Like, for instance, someone made a thing that can convert video into a stream of commands to control LED strings so one can display video in realtime on a self-assembled video wall. Others have written packages to control robots so they move organically like living things. And there are people who’ve created packages that generate solid models of objects from photographs, which you can send to 3D printers. I mean, these are great tools, but if I had just been totally dedicated to the cause of enabling and supporting others’ artistic expressions, I could’ve been The Guy Who Made Those.
But instead, now I only make glue.
I guess my fault is that I didn’t push myself into learning the fundamentals of programming in real languages, picking up the nuts-and-bolts of project planning, doing research and searching for components and libraries others have put out there to be assembled together like blocks. I didn’t find my communities. In fact, I eschewed (and still eschew) so many forums and online groups, preferring to do my magic in seclusion. I’ve had this fantasy of toiling away in darkness and solitude in order to build and to perfect my wonderful new widget creation, and then release it with “BAM Ta-Da! Here it is, world!”, hoping for a million accolades from people who want to know who this Wunderkinder is and where he came from.
That’s one helluva bullshit fantasy, and it’s unrealistic.
So don’t do that. Find the people who are doing interesting things and join them; you will learn as you catch up, but eventually you’ll contribute and become That Guy That Did a Thing.
YOU DON’T KNOW ME.
Seriously, you probably don’t. You only know what I tell you. If you knew any more, you’d be my friend. And I don’t have any of those. I just have people who think they can predict me.

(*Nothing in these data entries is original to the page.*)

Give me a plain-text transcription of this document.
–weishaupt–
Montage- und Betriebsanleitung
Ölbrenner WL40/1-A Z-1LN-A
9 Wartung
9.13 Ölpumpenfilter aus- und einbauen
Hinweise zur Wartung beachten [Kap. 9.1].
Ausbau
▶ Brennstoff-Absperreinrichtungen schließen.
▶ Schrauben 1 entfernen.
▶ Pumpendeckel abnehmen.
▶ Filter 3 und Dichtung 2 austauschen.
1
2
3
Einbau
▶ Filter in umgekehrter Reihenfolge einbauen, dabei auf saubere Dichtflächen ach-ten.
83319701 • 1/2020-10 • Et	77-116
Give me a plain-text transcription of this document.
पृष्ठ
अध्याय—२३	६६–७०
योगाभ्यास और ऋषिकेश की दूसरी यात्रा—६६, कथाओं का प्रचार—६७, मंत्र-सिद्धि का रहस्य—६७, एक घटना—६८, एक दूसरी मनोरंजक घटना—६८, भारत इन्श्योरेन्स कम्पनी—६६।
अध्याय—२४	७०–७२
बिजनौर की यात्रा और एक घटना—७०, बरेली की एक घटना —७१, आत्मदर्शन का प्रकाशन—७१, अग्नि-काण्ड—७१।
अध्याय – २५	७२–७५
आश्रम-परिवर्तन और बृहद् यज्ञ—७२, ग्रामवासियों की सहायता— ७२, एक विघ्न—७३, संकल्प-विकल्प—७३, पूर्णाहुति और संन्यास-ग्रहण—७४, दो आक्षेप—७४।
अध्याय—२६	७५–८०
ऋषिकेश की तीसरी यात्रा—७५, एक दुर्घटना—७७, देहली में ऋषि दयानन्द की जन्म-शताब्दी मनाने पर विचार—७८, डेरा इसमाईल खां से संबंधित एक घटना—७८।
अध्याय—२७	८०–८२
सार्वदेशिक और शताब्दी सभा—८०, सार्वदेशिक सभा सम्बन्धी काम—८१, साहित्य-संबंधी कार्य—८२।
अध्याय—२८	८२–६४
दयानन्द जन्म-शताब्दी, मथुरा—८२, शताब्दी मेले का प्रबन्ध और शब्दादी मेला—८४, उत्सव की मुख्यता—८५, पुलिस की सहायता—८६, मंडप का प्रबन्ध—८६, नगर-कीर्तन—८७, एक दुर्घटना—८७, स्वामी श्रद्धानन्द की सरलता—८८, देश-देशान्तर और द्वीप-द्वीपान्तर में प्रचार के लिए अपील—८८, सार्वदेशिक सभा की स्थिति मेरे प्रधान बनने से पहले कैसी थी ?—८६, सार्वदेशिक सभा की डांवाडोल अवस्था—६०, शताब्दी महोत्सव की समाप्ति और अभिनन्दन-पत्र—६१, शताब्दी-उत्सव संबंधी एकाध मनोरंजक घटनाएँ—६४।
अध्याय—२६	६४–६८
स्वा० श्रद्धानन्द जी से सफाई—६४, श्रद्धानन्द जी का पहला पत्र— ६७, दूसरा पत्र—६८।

And I absolutely can’t have that.
Really feeling the span of decades. The clicking of time. The frittering away of time. The waste of time. Years looking forward to possibilities for the weekend, sitting on porches and watching, hoping, dreaming. And soon the discomfort of ages, the pivot to spot-check behind me as earth passes by, feeling its draft, the breeze on my neck. I jump and run out of lizard reflex, trying to not appear desperate, laughing at myself and pointing fingers inward for sympathy; haha man remember my thirties? oh man haha. And them twenties, sheesh. But these fourties, oh man these fourties i’m winning, right? right?
Really feeling the span of lost decades. The refusal to make a move out of closing any possibilities; defying definition to prevent inflexibility. Now stasis leaves me frozen. Never thought that not moving would leave me so rusted. It’s like the “saving myself for marriage” ideology of my teens glued itself down on every aspect of my adult attitude, and now nothing moves.
A fixed point can potentially move anywhere once it becomes unfixed. But a point in motion remains predictable in its trajectory. I’ve always abhorred predictability, see it as a handle of control. What kind of nonsense is that?
The kind of nonsense that keeps me motionless.
Which explains this website. Phaysis. Phases impending stasis. Stasis impending phases. The constant state of changeless change. I thought it was some kind of golden zen koan when I came up with the term, but now it’s a leaden stone on my neck. When will the next phase begin?